Thursday, March 16, 2017

3rd Sunday of Lent (Gospel: John 4:5-42) Baptism and the waters of life





Today we have the baptism of an infant, Emmet Donato, who is just four months old. There is nothing like a new baby to give us hope; the promise of the next generation. The Gospel today is particularly appropriate for a baptism, where Jesus offers the Samaritan woman ‘living water’, which can only come from God. But why baptize a child at all? Why not wait until they are an adult and what is the importance of Baptism anyway?

Way back at the beginning we believe that God created everything, the heavens and the earth, the visible world and the invisible world. It is also worth mentioning that faith and science don’t contradict each other, they just look at things from a different perspective. Science looks at how our universe developed, step by step; what exactly happened. Faith asks why it is there in the first place, why is there anything instead of nothing. The two most important things that the creation story in Genesis tell us is that it was God who created and that what God created was fundamentally good. It also says that the human being was God’s greatest creation, God’s masterpiece, because we are made in his image with free will and the ability to love.
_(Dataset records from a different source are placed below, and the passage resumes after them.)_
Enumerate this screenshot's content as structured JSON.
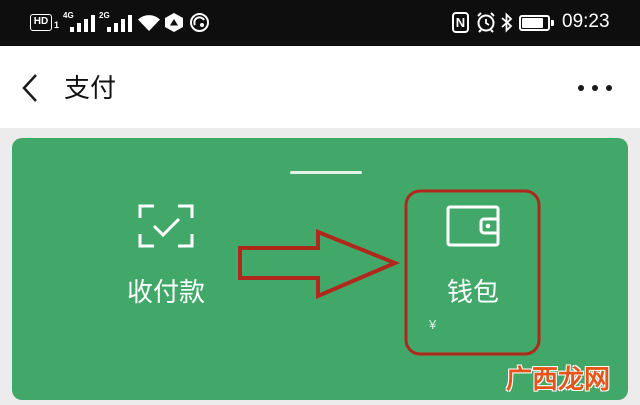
{
  "status_bar": {
    "hd_label": "HD",
    "sim_slot": "1",
    "network_1": "4G",
    "signal_1": 4,
    "network_2": "2G",
    "signal_2": 4,
    "nfc_label": "N",
    "battery_level": 0.85,
    "time": "09:23",
    "icons": [
      "wifi-icon",
      "hexagon-icon",
      "hotspot-icon",
      "nfc-icon",
      "alarm-icon",
      "bluetooth-icon",
      "battery-icon"
    ]
  },
  "header": {
    "title": "支付",
    "back_icon": "back-arrow-icon",
    "more_icon": "more-icon"
  },
  "pay_card": {
    "background": "#42A86A",
    "items": [
      {
        "label": "收付款",
        "icon": "scan-pay-icon"
      },
      {
        "label": "钱包",
        "icon": "wallet-icon",
        "balance_symbol": "¥"
      }
    ]
  },
  "annotation": {
    "color": "#B0281C"
  },
  "watermark": {
    "text": "广西龙网",
    "color": "#E5541A"
  },
  "colors": {
    "status_bar": "#0E0E0E",
    "header": "#FFFFFF",
    "page_background": "#ECECEC"
  }
}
We also understand that somewhere way back at the beginning our first parents rejected God’s word, rebelled against what He taught them and so sin entered the world. That was the Fall, which is itself a very mysterious thing. The problem was that we ourselves could not repair the damage we had done. The bridge between heaven and earth had now been broken. So God came among us in the person of Jesus who was fully human and fully divine, in order to make up for the damage done. By sacrificing himself for us he reopened the way to heaven, the possibility of eternal life with God which we had lost. That’s why Jesus’ coming among us is so important and why Easter is such an extraordinary feast. It is the feast of our being set free. It is now possible to go to heaven again.
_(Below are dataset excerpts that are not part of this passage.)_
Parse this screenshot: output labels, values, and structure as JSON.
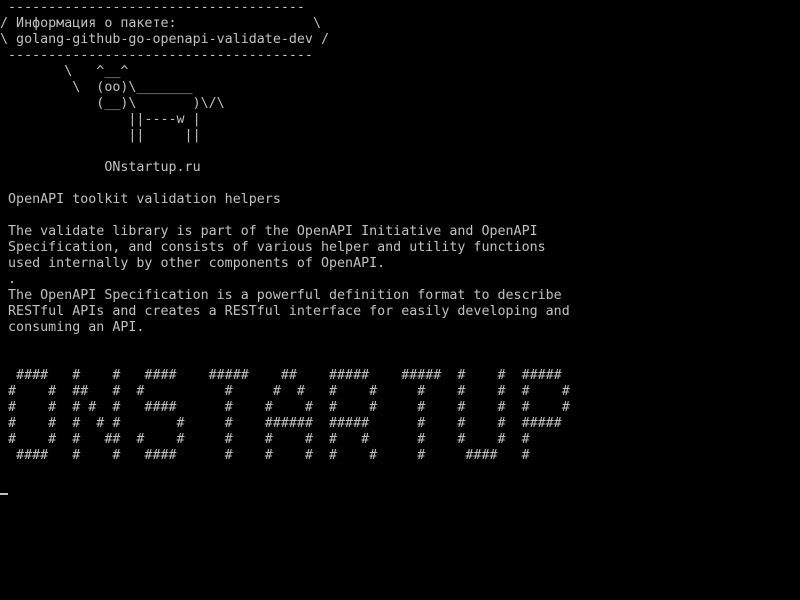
{
  "terminal": {
    "foreground": "#c0c0c0",
    "background": "#000000",
    "lines": [
      " -------------------------------------",
      "/ Информация о пакете:                 \\",
      "\\ golang-github-go-openapi-validate-dev /",
      " --------------------------------------",
      "        \\   ^__^",
      "         \\  (oo)\\_______",
      "            (__)\\       )\\/\\",
      "                ||----w |",
      "                ||     ||",
      "",
      "             ONstartup.ru",
      "",
      " OpenAPI toolkit validation helpers",
      "",
      " The validate library is part of the OpenAPI Initiative and OpenAPI",
      " Specification, and consists of various helper and utility functions",
      " used internally by other components of OpenAPI.",
      " .",
      " The OpenAPI Specification is a powerful definition format to describe",
      " RESTful APIs and creates a RESTful interface for easily developing and",
      " consuming an API.",
      "",
      "",
      "  ####   #    #   ####    #####    ##    #####    #####  #    #  #####",
      " #    #  ##   #  #          #     #  #   #    #     #    #    #  #    #",
      " #    #  # #  #   ####      #    #    #  #    #     #    #    #  #    #",
      " #    #  #  # #       #     #    ######  #####      #    #    #  #####",
      " #    #  #   ##  #    #     #    #    #  #   #      #    #    #  #",
      "  ####   #    #   ####      #    #    #  #    #     #     ####   #",
      "",
      ""
    ]
  }
}
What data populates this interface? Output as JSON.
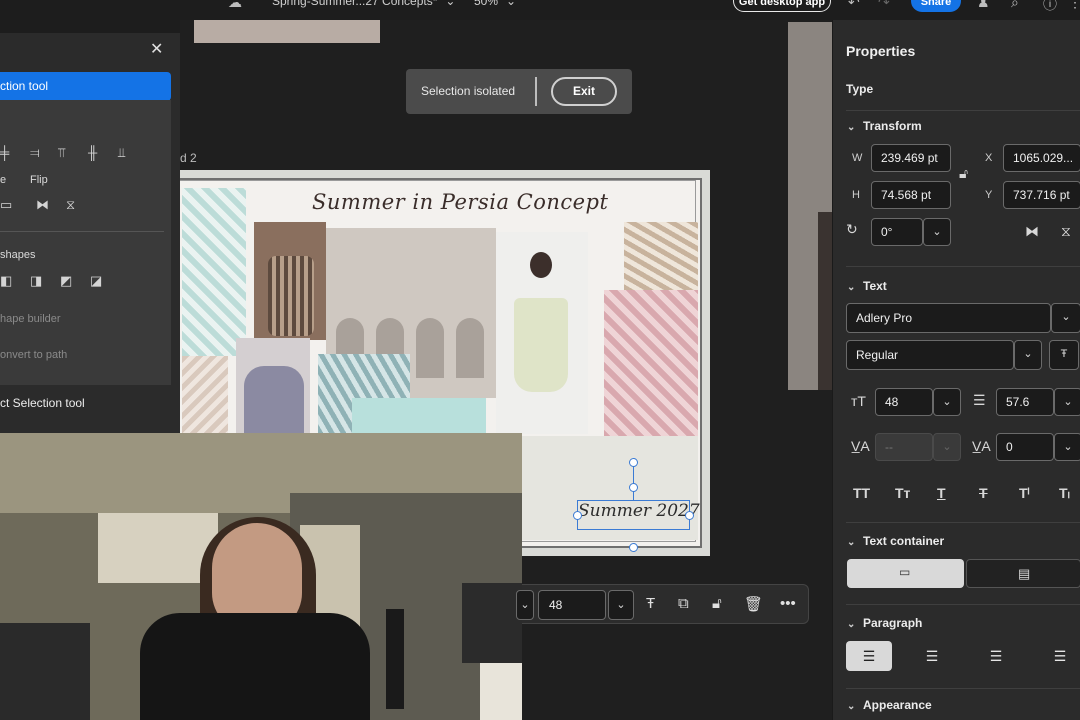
{
  "topbar": {
    "doc_name": "Spring-Summer...27 Concepts*",
    "zoom": "50%",
    "get_desktop_label": "Get desktop app",
    "share_label": "Share"
  },
  "canvas": {
    "artboard_label": "d 2",
    "toast_message": "Selection isolated",
    "toast_exit": "Exit",
    "board_title": "Summer in Persia Concept",
    "selected_text": "Summer 2027"
  },
  "left_panel": {
    "active_tool": "ction tool",
    "flip_label": "Flip",
    "e_label": "e",
    "shapes_label": "shapes",
    "shape_builder": "hape builder",
    "convert_path": "onvert to path",
    "bottom_item": "ct Selection tool"
  },
  "text_toolbar": {
    "font_size": "48"
  },
  "properties": {
    "title": "Properties",
    "type_label": "Type",
    "transform": {
      "section": "Transform",
      "w_label": "W",
      "w_value": "239.469 pt",
      "h_label": "H",
      "h_value": "74.568 pt",
      "x_label": "X",
      "x_value": "1065.029...",
      "y_label": "Y",
      "y_value": "737.716 pt",
      "rotation": "0°"
    },
    "text": {
      "section": "Text",
      "font_family": "Adlery Pro",
      "font_style": "Regular",
      "font_size": "48",
      "leading": "57.6",
      "kerning": "--",
      "tracking": "0"
    },
    "text_container": {
      "section": "Text container"
    },
    "paragraph": {
      "section": "Paragraph"
    },
    "appearance": {
      "section": "Appearance"
    }
  }
}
 When we baptize someone we are saying yes I believe all that God has done for me and I accept it. I want to be drenched in the life of God. When you step out into a summer down-pour in Florida you get soaked, ‘baptized’ in the water. That’s what it means. By being baptized we are saying ‘Let me have it!’ Let me have all that God has done for me. When we baptize an adult they first have to go through a time of preparation where they learn about our faith. Only when they are ready do they receive baptism. If we baptize an infant we do it on condition that they will be taught their faith as they grow up. Otherwise it would be hypocrisy.

In this Gospel Jesus has an unusual encounter with a woman. In the culture of the time it would have been unthinkable for a Jew to speak to a Samaritan woman on her own, and even more outrageous to share a drinking vessel with her. The fact that she was there in the middle of the day on her own also tells us something. Women would have gone to the well early in the morning or in the evening in groups and not with men. Being there on her own at noon indicates that she was not welcome in her community. She was shunned because of her lifestyle. But Jesus reaches out to her and offers her ‘the waters of life’. What is this life? It is life in Christ and all that he is offering to us. Following his teaching is the path that will lead us to heaven. Baptizing someone is offering them all that Jesus offered the woman and also offers us.


We only want the very best for our children and that is why we baptize them as infants and immerse them in all that God offers us. As they grow we try and pass on that same faith and that takes all of us. We bear witness to them by the way we live. If we do our best to live our faith it will help them to see how real and important it is too.

If you only knew what God was offering you and who it was that was asking you for a drink, you would have been the one to ask, and he would have given you living water.